The exodus in search of better opportunities and working conditions is known as ‘brain drain’

70% of the professionals who left Spain did so due to a lack of opportunities or in search of better wages, job offers and quality of life. More specifically, about 87,000 highly skilled workers left the country in the last decade according to a report titled EU Mobile Workers prepared by CEPS. This research deals with recent trends in labour mobility within the European Union and considers the challenges it generates in the countries of origin.

This phenomenon is known as ‘brain drain’ and refers to the migration of highly skilled workers (MAC). The typical profile is that of a young, highly educated person who moves to another country in search of new opportunities. The study highlights three main aspects that motivate people to leave: wages, unemployment, and personal-professional satisfaction.

The main countries that have attracted emigrated talent are the United Kingdom and Germany; on average, more than one million skilled workers across Europe. In addition to Spaniards, these countries have attracted Italians and Greeks. In the case of Italy, approximately 133,000 citizens packed and left. This study underlines that, in the coming years, these countries will face a potential decline in their labour force following population ageing. Consequently, this brain drain may hinder future development.

Negative effects

The negative effects of outward mobility that may arise through brain drain make it difficult for governments to finance current expenditures and pay public debt. Within the EU, evidence of brain drain seems limited to the southern euro area countries. In the case of countries with high public debt, population ageing exacerbated by mobility, rather than just mobility, is the main problem for debt sustainability.

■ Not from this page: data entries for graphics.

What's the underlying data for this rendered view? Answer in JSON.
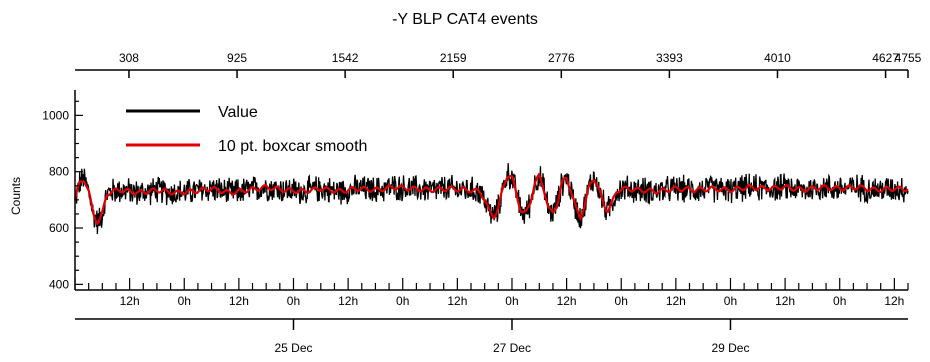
{
  "chart_data": {
    "type": "line",
    "title": "-Y BLP CAT4 events",
    "ylabel": "Counts",
    "xlabel": "",
    "ylim": [
      380,
      1090
    ],
    "yticks": [
      400,
      600,
      800,
      1000
    ],
    "top_axis": {
      "range": [
        0,
        4755
      ],
      "tick_labels": [
        "308",
        "925",
        "1542",
        "2159",
        "2776",
        "3393",
        "4010",
        "4627",
        "4755"
      ],
      "tick_values": [
        308,
        925,
        1542,
        2159,
        2776,
        3393,
        4010,
        4627,
        4755
      ]
    },
    "bottom_axis": {
      "unit_hours": "hours since first sample",
      "range_hours": [
        0,
        183
      ],
      "hour_labels": [
        "12h",
        "0h",
        "12h",
        "0h",
        "12h",
        "0h",
        "12h",
        "0h",
        "12h",
        "0h",
        "12h",
        "0h",
        "12h",
        "0h",
        "12h"
      ],
      "hour_label_positions": [
        12,
        24,
        36,
        48,
        60,
        72,
        84,
        96,
        108,
        120,
        132,
        144,
        156,
        168,
        180
      ],
      "date_labels": [
        "25 Dec",
        "27 Dec",
        "29 Dec"
      ],
      "date_positions": [
        48,
        96,
        144
      ]
    },
    "legend": {
      "placement": "top-left",
      "entries": [
        "Value",
        "10 pt. boxcar smooth"
      ]
    },
    "series": [
      {
        "name": "Value",
        "color": "#000000",
        "baseline": 735,
        "noise_amplitude": 55,
        "description_values": "noisy signal around ~735 counts"
      },
      {
        "name": "10 pt. boxcar smooth",
        "color": "#e00000",
        "smooth_points": [
          [
            0,
            700
          ],
          [
            1,
            760
          ],
          [
            2,
            775
          ],
          [
            3,
            730
          ],
          [
            4,
            650
          ],
          [
            5,
            620
          ],
          [
            6,
            650
          ],
          [
            7,
            720
          ],
          [
            8,
            730
          ],
          [
            10,
            735
          ],
          [
            14,
            725
          ],
          [
            18,
            735
          ],
          [
            22,
            725
          ],
          [
            26,
            730
          ],
          [
            30,
            740
          ],
          [
            34,
            725
          ],
          [
            38,
            735
          ],
          [
            42,
            745
          ],
          [
            46,
            735
          ],
          [
            50,
            730
          ],
          [
            54,
            740
          ],
          [
            58,
            730
          ],
          [
            62,
            740
          ],
          [
            66,
            735
          ],
          [
            70,
            745
          ],
          [
            74,
            740
          ],
          [
            78,
            735
          ],
          [
            82,
            740
          ],
          [
            86,
            735
          ],
          [
            89,
            730
          ],
          [
            90,
            700
          ],
          [
            91,
            660
          ],
          [
            92,
            640
          ],
          [
            93,
            670
          ],
          [
            94,
            740
          ],
          [
            95,
            790
          ],
          [
            96,
            780
          ],
          [
            97,
            720
          ],
          [
            98,
            660
          ],
          [
            99,
            650
          ],
          [
            100,
            690
          ],
          [
            101,
            760
          ],
          [
            102,
            785
          ],
          [
            103,
            740
          ],
          [
            104,
            670
          ],
          [
            105,
            650
          ],
          [
            106,
            690
          ],
          [
            107,
            760
          ],
          [
            108,
            780
          ],
          [
            109,
            730
          ],
          [
            110,
            670
          ],
          [
            111,
            640
          ],
          [
            112,
            680
          ],
          [
            113,
            750
          ],
          [
            114,
            780
          ],
          [
            115,
            740
          ],
          [
            116,
            690
          ],
          [
            117,
            660
          ],
          [
            118,
            690
          ],
          [
            119,
            730
          ],
          [
            120,
            740
          ],
          [
            124,
            735
          ],
          [
            128,
            730
          ],
          [
            132,
            740
          ],
          [
            136,
            735
          ],
          [
            140,
            740
          ],
          [
            144,
            735
          ],
          [
            148,
            745
          ],
          [
            152,
            740
          ],
          [
            156,
            745
          ],
          [
            160,
            735
          ],
          [
            164,
            745
          ],
          [
            168,
            740
          ],
          [
            172,
            745
          ],
          [
            176,
            735
          ],
          [
            180,
            740
          ],
          [
            183,
            738
          ]
        ]
      }
    ]
  }
}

A key finding of this report is that with the continued reduction in wage gaps, differences in structural factors may be more important, in the future, than income (after taxes) in the decision to emigrate. States that struggle most to improve the quality of life of their citizens through effective public spending and the provision of high-quality public services may experience the greatest outflows of workers.

On the other hand, the recruitment agency Hays has published its What Workers Want Report 2019, where it points out that 85% of people working abroad intend to return to Spain. However, 25% would only return if the economic situation improved. The job profiles include professionals in Engineering, Science, Arts and Humanities, Social Sciences and Health Sciences.